Le 21/03/2014 20:31, Doug Cutting a écrit :
> On Fri, Mar 21, 2014 at 12:05 PM, Evan Ward <evan.ward@nrl.navy.mil> wrote:
>> Sorry for the slow reply. I've asked our legal department to reconsider
>> the ICLA in light of our discussion here.
> You don't need your employer's permission to sign an ICLA.  The
> agreement is between you as an individual and the ASF.  It outlasts
> and is independent of your employment.
> You need your employer's permission to contribute work they've paid
> for to the ASF.  Whether you've signed an ICLA or not, the permission
> is the same.  Without the ICLA you're submitting under the Apache
> license, which has the same intent as the ICLA.

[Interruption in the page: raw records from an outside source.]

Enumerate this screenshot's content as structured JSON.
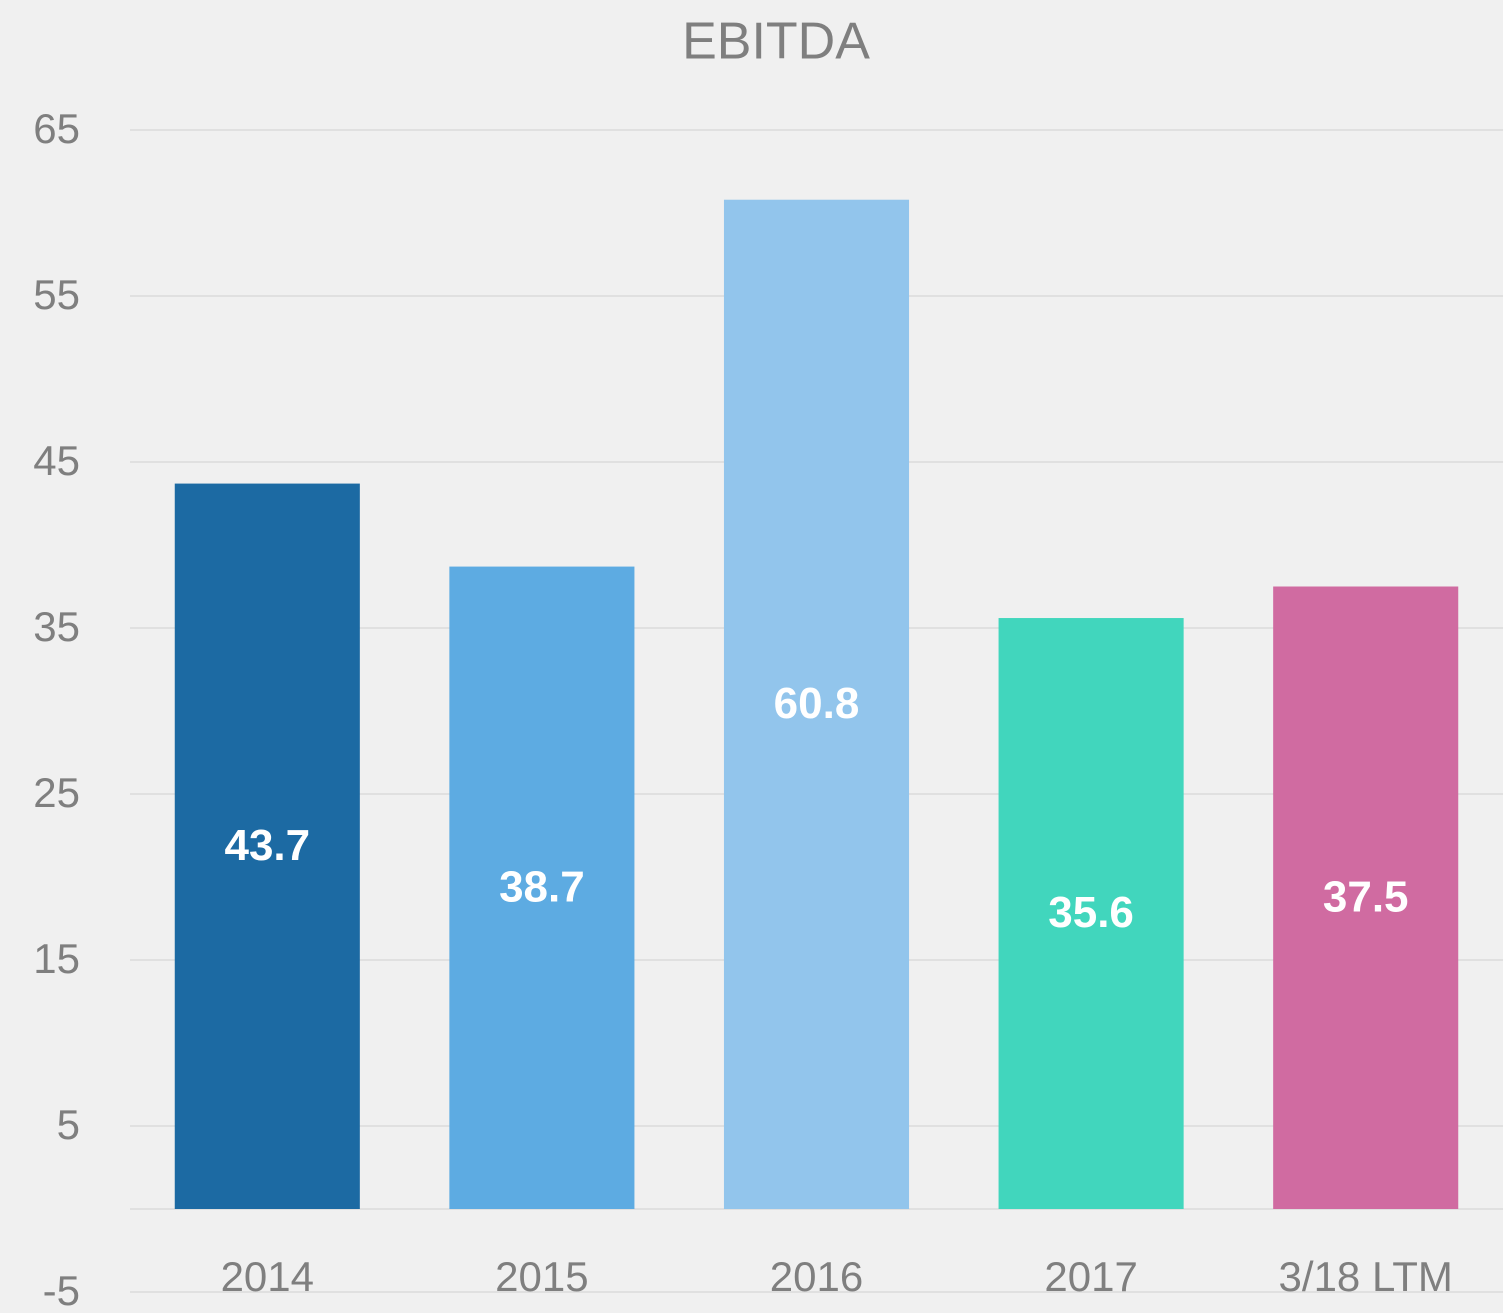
{
  "chart_data": {
    "type": "bar",
    "title": "EBITDA",
    "categories": [
      "2014",
      "2015",
      "2016",
      "2017",
      "3/18 LTM"
    ],
    "values": [
      43.7,
      38.7,
      60.8,
      35.6,
      37.5
    ],
    "colors": [
      "#1c6aa3",
      "#5dabe2",
      "#92c5ec",
      "#41d6bd",
      "#d06ba1"
    ],
    "ylim": [
      -5,
      65
    ],
    "yticks": [
      65,
      55,
      45,
      35,
      25,
      15,
      5,
      -5
    ],
    "grid": true
  }
}
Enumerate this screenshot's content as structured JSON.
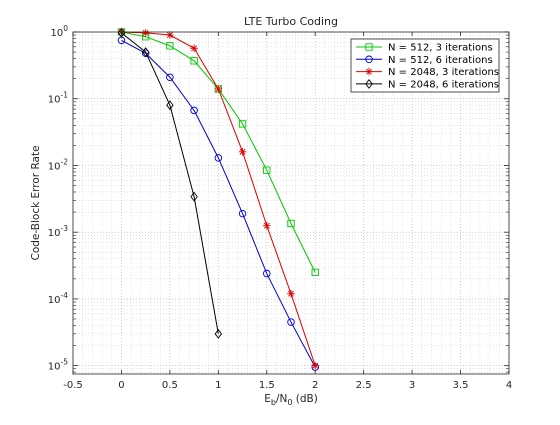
{
  "chart_data": {
    "type": "line",
    "title": "LTE Turbo Coding",
    "xlabel": {
      "main": "E",
      "sub1": "b",
      "mid": "/N",
      "sub2": "0",
      "tail": " (dB)"
    },
    "ylabel": "Code-Block Error Rate",
    "xlim": [
      -0.5,
      4
    ],
    "ylim": [
      7.5e-06,
      1
    ],
    "y_scale": "log",
    "grid": true,
    "minor_grid": true,
    "legend_position": "top-right",
    "x_ticks": [
      -0.5,
      0,
      0.5,
      1,
      1.5,
      2,
      2.5,
      3,
      3.5,
      4
    ],
    "x_tick_labels": [
      "-0.5",
      "0",
      "0.5",
      "1",
      "1.5",
      "2",
      "2.5",
      "3",
      "3.5",
      "4"
    ],
    "y_ticks": [
      {
        "value": 1,
        "base": "10",
        "exp": "0"
      },
      {
        "value": 0.1,
        "base": "10",
        "exp": "-1"
      },
      {
        "value": 0.01,
        "base": "10",
        "exp": "-2"
      },
      {
        "value": 0.001,
        "base": "10",
        "exp": "-3"
      },
      {
        "value": 0.0001,
        "base": "10",
        "exp": "-4"
      },
      {
        "value": 1e-05,
        "base": "10",
        "exp": "-5"
      }
    ],
    "series": [
      {
        "name": "N = 512, 3 iterations",
        "color": "#00c800",
        "marker": "square",
        "x": [
          0,
          0.25,
          0.5,
          0.75,
          1,
          1.25,
          1.5,
          1.75,
          2
        ],
        "y": [
          1.0,
          0.85,
          0.62,
          0.37,
          0.14,
          0.042,
          0.0085,
          0.00135,
          0.00025
        ]
      },
      {
        "name": "N = 512, 6 iterations",
        "color": "#0000d0",
        "marker": "circle",
        "x": [
          0,
          0.25,
          0.5,
          0.75,
          1,
          1.25,
          1.5,
          1.75,
          2
        ],
        "y": [
          0.75,
          0.48,
          0.21,
          0.067,
          0.013,
          0.0019,
          0.00024,
          4.5e-05,
          9.5e-06
        ]
      },
      {
        "name": "N = 2048, 3 iterations",
        "color": "#e00000",
        "marker": "star",
        "x": [
          0,
          0.25,
          0.5,
          0.75,
          1,
          1.25,
          1.5,
          1.75,
          2
        ],
        "y": [
          1.0,
          0.97,
          0.9,
          0.57,
          0.14,
          0.016,
          0.00125,
          0.00012,
          1e-05
        ]
      },
      {
        "name": "N = 2048, 6 iterations",
        "color": "#000000",
        "marker": "diamond",
        "x": [
          0,
          0.25,
          0.5,
          0.75,
          1
        ],
        "y": [
          0.97,
          0.5,
          0.08,
          0.0034,
          3e-05
        ]
      }
    ]
  }
}
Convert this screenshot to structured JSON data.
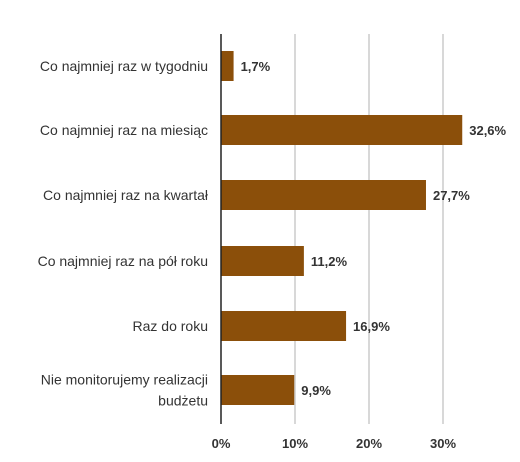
{
  "chart_data": {
    "type": "bar",
    "orientation": "horizontal",
    "categories": [
      [
        "Co najmniej raz w tygodniu"
      ],
      [
        "Co najmniej raz na miesiąc"
      ],
      [
        "Co najmniej raz na kwartał"
      ],
      [
        "Co najmniej raz na pół roku"
      ],
      [
        "Raz do roku"
      ],
      [
        "Nie monitorujemy realizacji",
        "budżetu"
      ]
    ],
    "values": [
      1.7,
      32.6,
      27.7,
      11.2,
      16.9,
      9.9
    ],
    "value_labels": [
      "1,7%",
      "32,6%",
      "27,7%",
      "11,2%",
      "16,9%",
      "9,9%"
    ],
    "x_ticks": [
      0,
      10,
      20,
      30
    ],
    "x_tick_labels": [
      "0%",
      "10%",
      "20%",
      "30%"
    ],
    "xlim": [
      0,
      40
    ],
    "grid": true,
    "bar_color": "#8B4F0A",
    "title": "",
    "xlabel": "",
    "ylabel": ""
  }
}
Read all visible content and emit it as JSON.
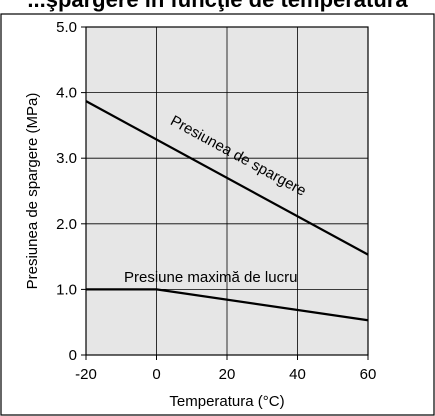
{
  "chart_data": {
    "type": "line",
    "title": "...şpargere în funcţie de temperatură",
    "xlabel": "Temperatura (°C)",
    "ylabel": "Presiunea de spargere (MPa)",
    "xlim": [
      -20,
      60
    ],
    "ylim": [
      0,
      5.0
    ],
    "x_ticks": [
      -20,
      0,
      20,
      40,
      60
    ],
    "x_tick_labels": [
      "-20",
      "0",
      "20",
      "40",
      "60"
    ],
    "y_ticks": [
      0,
      1.0,
      2.0,
      3.0,
      4.0,
      5.0
    ],
    "y_tick_labels": [
      "0",
      "1.0",
      "2.0",
      "3.0",
      "4.0",
      "5.0"
    ],
    "grid": true,
    "plot_background": "#e6e6e6",
    "series": [
      {
        "name": "Presiunea de spargere",
        "color": "#000000",
        "points": [
          [
            -20,
            3.87
          ],
          [
            60,
            1.53
          ]
        ]
      },
      {
        "name": "Presiune maximă de lucru",
        "color": "#000000",
        "points": [
          [
            -20,
            1.0
          ],
          [
            0,
            1.0
          ],
          [
            60,
            0.53
          ]
        ]
      }
    ]
  }
}
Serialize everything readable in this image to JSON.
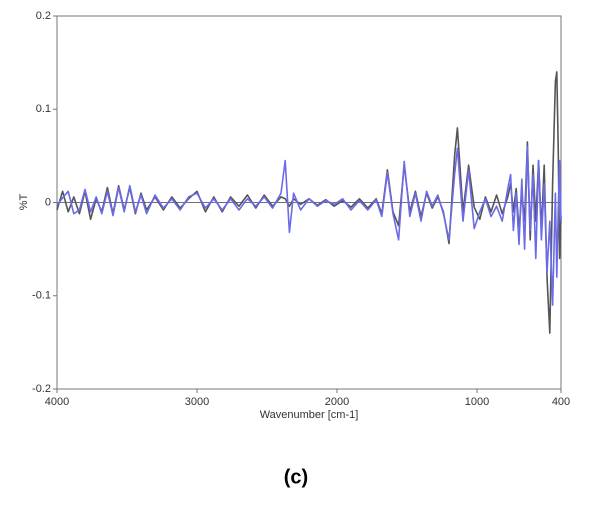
{
  "chart_data": {
    "type": "line",
    "xlabel": "Wavenumber [cm-1]",
    "ylabel": "%T",
    "caption": "(c)",
    "xlim": [
      4000,
      400
    ],
    "xticks": [
      4000,
      3000,
      2000,
      1000,
      400
    ],
    "ylim": [
      -0.2,
      0.2
    ],
    "yticks": [
      0.2,
      0.1,
      0,
      -0.1,
      -0.2
    ],
    "x": [
      4000,
      3960,
      3920,
      3880,
      3840,
      3800,
      3760,
      3720,
      3680,
      3640,
      3600,
      3560,
      3520,
      3480,
      3440,
      3400,
      3360,
      3300,
      3240,
      3180,
      3120,
      3060,
      3000,
      2940,
      2880,
      2820,
      2760,
      2700,
      2640,
      2580,
      2520,
      2460,
      2400,
      2370,
      2340,
      2310,
      2260,
      2200,
      2140,
      2080,
      2020,
      1960,
      1900,
      1840,
      1780,
      1720,
      1680,
      1640,
      1600,
      1560,
      1520,
      1480,
      1440,
      1400,
      1360,
      1320,
      1280,
      1240,
      1200,
      1160,
      1140,
      1100,
      1060,
      1020,
      980,
      940,
      900,
      860,
      820,
      780,
      760,
      740,
      720,
      700,
      680,
      660,
      640,
      620,
      600,
      580,
      560,
      540,
      520,
      500,
      480,
      460,
      440,
      430,
      420,
      410,
      400
    ],
    "series": [
      {
        "color": "#555555",
        "values": [
          -0.008,
          0.012,
          -0.01,
          0.006,
          -0.012,
          0.012,
          -0.018,
          0.004,
          -0.01,
          0.016,
          -0.012,
          0.018,
          -0.008,
          0.016,
          -0.012,
          0.01,
          -0.008,
          0.006,
          -0.008,
          0.006,
          -0.006,
          0.004,
          0.012,
          -0.01,
          0.006,
          -0.01,
          0.006,
          -0.004,
          0.008,
          -0.006,
          0.008,
          -0.004,
          0.006,
          0.004,
          -0.004,
          0.004,
          -0.002,
          0.004,
          -0.003,
          0.003,
          -0.004,
          0.002,
          -0.005,
          0.004,
          -0.006,
          0.004,
          -0.012,
          0.035,
          -0.01,
          -0.025,
          0.04,
          -0.01,
          0.012,
          -0.015,
          0.01,
          -0.006,
          0.006,
          -0.01,
          -0.044,
          0.05,
          0.08,
          -0.01,
          0.04,
          -0.005,
          -0.018,
          0.006,
          -0.01,
          0.008,
          -0.012,
          0.006,
          0.02,
          -0.01,
          0.015,
          -0.03,
          0.01,
          -0.02,
          0.065,
          -0.04,
          0.04,
          -0.02,
          0.045,
          -0.03,
          0.04,
          -0.08,
          -0.14,
          0.02,
          0.13,
          0.14,
          0.06,
          -0.06,
          -0.015
        ]
      },
      {
        "color": "#6b6bea",
        "values": [
          -0.003,
          0.005,
          0.012,
          -0.012,
          -0.008,
          0.014,
          -0.01,
          0.006,
          -0.012,
          0.012,
          -0.014,
          0.016,
          -0.01,
          0.018,
          -0.01,
          0.008,
          -0.012,
          0.008,
          -0.006,
          0.004,
          -0.008,
          0.006,
          0.01,
          -0.006,
          0.004,
          -0.008,
          0.004,
          -0.008,
          0.004,
          -0.004,
          0.006,
          -0.006,
          0.01,
          0.045,
          -0.032,
          0.01,
          -0.008,
          0.004,
          -0.004,
          0.002,
          -0.002,
          0.004,
          -0.008,
          0.002,
          -0.008,
          0.003,
          -0.015,
          0.032,
          -0.012,
          -0.04,
          0.044,
          -0.015,
          0.01,
          -0.02,
          0.012,
          -0.004,
          0.008,
          -0.012,
          -0.04,
          0.03,
          0.058,
          -0.02,
          0.035,
          -0.028,
          -0.01,
          0.004,
          -0.015,
          -0.004,
          -0.02,
          0.015,
          0.03,
          -0.03,
          0.01,
          -0.045,
          0.025,
          -0.05,
          0.06,
          -0.03,
          0.03,
          -0.06,
          0.045,
          -0.04,
          0.02,
          -0.075,
          -0.02,
          -0.11,
          0.01,
          -0.08,
          -0.01,
          0.045,
          -0.02
        ]
      }
    ]
  }
}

If I may intervene here, I think Evan is doing is contribution during is
day job, because he needs this stuff at work.

>> Otherwise I'm ready to throw in the towel. I think we all agree that not
>> signing the ICLA does not prevent me from continuing to make public
>> domain contributions.
> We do not all agree on this point.  If you really cannot sign an ICLA
> then you should probably not make contributions either.

You are right, we do not all agree. If we find something that is public
domain anywhere (on the net, or by reading an incunable, or by
deciphering ancient hieroglyph), we are allowed to include them in our
codebase, as per legal FAQ.

So, let's say I found a contribution on the net, in a web page entitled
"Apache JIRA", and knows it is public domain. Then I (and the fact it is
"me" is important) can decide to include it in the Apache Commons codebase.

Of course this example is ridiculous. What I want to demonstrate here is
how ridiculous we are.

Can't we just "reword" (not change the spirit, just change the words)
our ICLA/CCLA to make explicit the fact we do not ask people to own the
work they contribute but simply can contribute. And no, I do not agree
with the fact it is already what is written in the CLA. I agree it is
the spirit of the CLA, but this spirit is worded in such a way some
picky people (like myself, Evan or the lawyers at NRL) find it does not
cover properly the case of public domain.

> However I
> think everyone here but you agrees that you can in fact both sign the
> ICLA and contribute if your employer desires you to contribute your
> work to Apache.

Sorry, I'm on Evan's side here, he is not alone.